Captain and Adjutant N.A. Baillie-Hamilton, Black Watch
Hamilton was one of the two instructors who played in the E Company hockey team. In 1901, he served in the Boer War as a second lieutenant. Along with Captain Priestman, the other instructor, he went off to France in the middle of a leave in 1915 to discover more about life in the front.
Ivor Cochrane, South Wales Borderers
Cochrane was the team’s captain. His father was a medical graduate and was born in India while his mother was from London. Cochrane himself grew up in Glamorgan and went to Wellington College before moving to Sandhurst. When he passed, he was sent on assignment in Gallipoli, got wounded and was evacuated to Malta. He was in service during the Salonika campaign which was in Balkans; it was where the Allied forces were sent initially as Serbian support. He also got stationed in France. After the war, he remained in the army and was even able to serve in Egypty during WWII prior to being returned to British soil after being seriously injured. And even if he was born and brought up in Wales, he was residing in Weston-super-Mare at the time of his death in 1944 – he was 44. His remains lie in the Kewstoke Village, Somerset.

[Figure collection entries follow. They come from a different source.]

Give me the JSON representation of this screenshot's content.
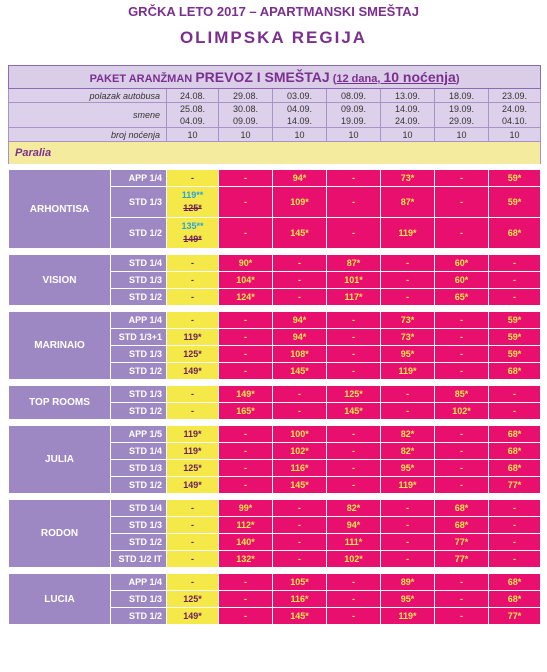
{
  "header": {
    "line1": "GRČKA LETO 2017 – APARTMANSKI SMEŠTAJ",
    "line2": "OLIMPSKA REGIJA"
  },
  "banner": {
    "prefix": "PAKET ARANŽMAN",
    "main": "PREVOZ I SMEŠTAJ",
    "open": "(",
    "days": "12 dana",
    "comma": ", ",
    "nights": "10 noćenja",
    "close": ")"
  },
  "labels": {
    "departure": "polazak autobusa",
    "shifts": "smene",
    "nights": "broj noćenja"
  },
  "departures": [
    "24.08.",
    "29.08.",
    "03.09.",
    "08.09.",
    "13.09.",
    "18.09.",
    "23.09."
  ],
  "shift_start": [
    "25.08.",
    "30.08.",
    "04.09.",
    "09.09.",
    "14.09.",
    "19.09.",
    "24.09."
  ],
  "shift_end": [
    "04.09.",
    "09.09.",
    "14.09.",
    "19.09.",
    "24.09.",
    "29.09.",
    "04.10."
  ],
  "night_counts": [
    "10",
    "10",
    "10",
    "10",
    "10",
    "10",
    "10"
  ],
  "region": "Paralia",
  "hotels": [
    {
      "name": "ARHONTISA",
      "rows": [
        {
          "type": "APP 1/4",
          "p": [
            "-",
            "-",
            "94*",
            "-",
            "73*",
            "-",
            "59*"
          ]
        },
        {
          "type": "STD 1/3",
          "p": [
            "119**|125*",
            "-",
            "109*",
            "-",
            "87*",
            "-",
            "59*"
          ]
        },
        {
          "type": "STD 1/2",
          "p": [
            "135**|149*",
            "-",
            "145*",
            "-",
            "119*",
            "-",
            "68*"
          ]
        }
      ]
    },
    {
      "name": "VISION",
      "rows": [
        {
          "type": "STD 1/4",
          "p": [
            "-",
            "90*",
            "-",
            "87*",
            "-",
            "60*",
            "-"
          ]
        },
        {
          "type": "STD 1/3",
          "p": [
            "-",
            "104*",
            "-",
            "101*",
            "-",
            "60*",
            "-"
          ]
        },
        {
          "type": "STD 1/2",
          "p": [
            "-",
            "124*",
            "-",
            "117*",
            "-",
            "65*",
            "-"
          ]
        }
      ]
    },
    {
      "name": "MARINAIO",
      "rows": [
        {
          "type": "APP 1/4",
          "p": [
            "-",
            "-",
            "94*",
            "-",
            "73*",
            "-",
            "59*"
          ]
        },
        {
          "type": "STD 1/3+1",
          "p": [
            "119*",
            "-",
            "94*",
            "-",
            "73*",
            "-",
            "59*"
          ]
        },
        {
          "type": "STD 1/3",
          "p": [
            "125*",
            "-",
            "108*",
            "-",
            "95*",
            "-",
            "59*"
          ]
        },
        {
          "type": "STD 1/2",
          "p": [
            "149*",
            "-",
            "145*",
            "-",
            "119*",
            "-",
            "68*"
          ]
        }
      ]
    },
    {
      "name": "TOP ROOMS",
      "rows": [
        {
          "type": "STD 1/3",
          "p": [
            "-",
            "149*",
            "-",
            "125*",
            "-",
            "85*",
            "-"
          ]
        },
        {
          "type": "STD 1/2",
          "p": [
            "-",
            "165*",
            "-",
            "145*",
            "-",
            "102*",
            "-"
          ]
        }
      ]
    },
    {
      "name": "JULIA",
      "rows": [
        {
          "type": "APP 1/5",
          "p": [
            "119*",
            "-",
            "100*",
            "-",
            "82*",
            "-",
            "68*"
          ]
        },
        {
          "type": "STD 1/4",
          "p": [
            "119*",
            "-",
            "102*",
            "-",
            "82*",
            "-",
            "68*"
          ]
        },
        {
          "type": "STD 1/3",
          "p": [
            "125*",
            "-",
            "116*",
            "-",
            "95*",
            "-",
            "68*"
          ]
        },
        {
          "type": "STD 1/2",
          "p": [
            "149*",
            "-",
            "145*",
            "-",
            "119*",
            "-",
            "77*"
          ]
        }
      ]
    },
    {
      "name": "RODON",
      "rows": [
        {
          "type": "STD 1/4",
          "p": [
            "-",
            "99*",
            "-",
            "82*",
            "-",
            "68*",
            "-"
          ]
        },
        {
          "type": "STD 1/3",
          "p": [
            "-",
            "112*",
            "-",
            "94*",
            "-",
            "68*",
            "-"
          ]
        },
        {
          "type": "STD 1/2",
          "p": [
            "-",
            "140*",
            "-",
            "111*",
            "-",
            "77*",
            "-"
          ]
        },
        {
          "type": "STD 1/2 IT",
          "p": [
            "-",
            "132*",
            "-",
            "102*",
            "-",
            "77*",
            "-"
          ]
        }
      ]
    },
    {
      "name": "LUCIA",
      "rows": [
        {
          "type": "APP 1/4",
          "p": [
            "-",
            "-",
            "105*",
            "-",
            "89*",
            "-",
            "68*"
          ]
        },
        {
          "type": "STD 1/3",
          "p": [
            "125*",
            "-",
            "116*",
            "-",
            "95*",
            "-",
            "68*"
          ]
        },
        {
          "type": "STD 1/2",
          "p": [
            "149*",
            "-",
            "145*",
            "-",
            "119*",
            "-",
            "77*"
          ]
        }
      ]
    }
  ],
  "colors": {
    "title": "#7b2f8f",
    "lavender": "#9e88c4",
    "yellow": "#f5e94a",
    "pink": "#e80f6e",
    "cyan": "#2aa5d8"
  }
}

Captain J H Priestman, the Lincoln Regiment
Priestman is the second of the two instructors who played in the team. He got promoted to major in 1923 and served in Malta and Palestine in 1935 and 1936.
Trevor Southgate, Essex Regiment
Southgate was born in Norwood, south of London and went to Felsted School located in Essex. His father was stationed in Rio de Janiero during WWI. IN his case, Southgate was closely connected to the Machine Gun Corps, the Indian Army and the Royal Flying Corps within the duration of the war. He met Vera Murdoch who hailed from Dovecourt and got married on January 1917. He then worked for the United Africa Company, a trading firm, who stationed him in Nigeria after the war.